My R code first checks if the 'ape' package is installed before proceeding:

if (!require("ape")) install.packages("ape")
library(ape)
do_R_stuff.......
return_output_to_Python

Previously, the whole process from Python to R worked perfectly - R was called and processed output was returned to Python - until I added the first line (if (!require("ape")) install.packages("ape")). Now Python reports: "there is no package called 'ape'" (i.e. when I uninstall ape in R). I have tried wait instructions in both the R and Python scripts but I can't get it working. When checking, the R code works in isolation.

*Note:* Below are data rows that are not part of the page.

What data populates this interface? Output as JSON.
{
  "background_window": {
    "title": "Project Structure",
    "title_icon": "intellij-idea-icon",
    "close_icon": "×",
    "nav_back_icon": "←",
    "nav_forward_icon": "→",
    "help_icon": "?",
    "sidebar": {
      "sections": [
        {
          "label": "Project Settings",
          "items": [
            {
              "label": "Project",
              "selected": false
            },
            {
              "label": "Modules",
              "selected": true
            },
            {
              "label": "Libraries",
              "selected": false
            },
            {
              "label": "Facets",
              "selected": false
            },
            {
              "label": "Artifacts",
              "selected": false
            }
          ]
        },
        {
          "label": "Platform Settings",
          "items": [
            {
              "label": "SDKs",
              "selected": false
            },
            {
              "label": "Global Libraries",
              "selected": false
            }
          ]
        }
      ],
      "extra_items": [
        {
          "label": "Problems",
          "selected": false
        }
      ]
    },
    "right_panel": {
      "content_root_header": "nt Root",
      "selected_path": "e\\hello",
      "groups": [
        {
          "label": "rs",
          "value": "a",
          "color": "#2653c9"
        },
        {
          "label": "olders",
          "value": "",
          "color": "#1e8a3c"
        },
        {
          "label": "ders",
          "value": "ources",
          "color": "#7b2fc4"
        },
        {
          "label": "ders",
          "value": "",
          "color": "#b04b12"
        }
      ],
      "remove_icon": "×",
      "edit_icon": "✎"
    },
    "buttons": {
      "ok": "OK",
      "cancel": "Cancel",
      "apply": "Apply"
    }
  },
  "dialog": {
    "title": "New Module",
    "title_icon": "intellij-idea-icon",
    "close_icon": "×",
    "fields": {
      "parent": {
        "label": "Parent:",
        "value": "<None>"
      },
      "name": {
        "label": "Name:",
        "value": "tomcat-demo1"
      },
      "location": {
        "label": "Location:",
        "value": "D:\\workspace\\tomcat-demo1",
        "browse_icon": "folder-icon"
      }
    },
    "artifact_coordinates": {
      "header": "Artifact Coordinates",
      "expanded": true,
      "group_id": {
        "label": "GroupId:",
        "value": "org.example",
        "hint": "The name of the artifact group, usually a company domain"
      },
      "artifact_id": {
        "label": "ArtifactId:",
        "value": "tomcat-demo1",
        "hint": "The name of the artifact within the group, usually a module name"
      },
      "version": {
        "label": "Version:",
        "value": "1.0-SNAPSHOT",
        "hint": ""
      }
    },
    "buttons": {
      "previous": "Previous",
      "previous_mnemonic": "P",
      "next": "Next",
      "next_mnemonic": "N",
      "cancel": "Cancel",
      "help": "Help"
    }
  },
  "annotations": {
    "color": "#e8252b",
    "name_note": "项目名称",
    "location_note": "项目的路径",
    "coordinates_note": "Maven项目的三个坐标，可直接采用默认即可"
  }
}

The full error output from Python is:

Traceback (most recent call last):

  File ~\Documents\GitHub\wolPredictor\wolPredictor_MANUAL_parallel.py:347 in <module>
    if __name__ == '__main__': main()

  File ~\Documents\GitHub\wolPredictor\wolPredictor_MANUAL_parallel.py:127 in main
    cophen, purge, pge_incr, z, _ = R_cophen('{}/{}'.format(dat_dir, tree), path2script) #get Dist Mat from phylogeny in R

  File ~\Documents\GitHub\wolPredictor\wolPredictor_MANUAL_parallel.py:214 in R_cophen
    purge = int(np.max(cophen) * 100) + 1 #max tree pw distance

  File <__array_function__ internals>:5 in amax

  File ~\anaconda3\lib\site-packages\numpy\core\fromnumeric.py:2754 in amax
    return _wrapreduction(a, np.maximum, 'max', axis, None, out,

  File ~\anaconda3\lib\site-packages\numpy\core\fromnumeric.py:86 in _wrapreduction
    return ufunc.reduce(obj, axis, dtype, out, **passkwargs)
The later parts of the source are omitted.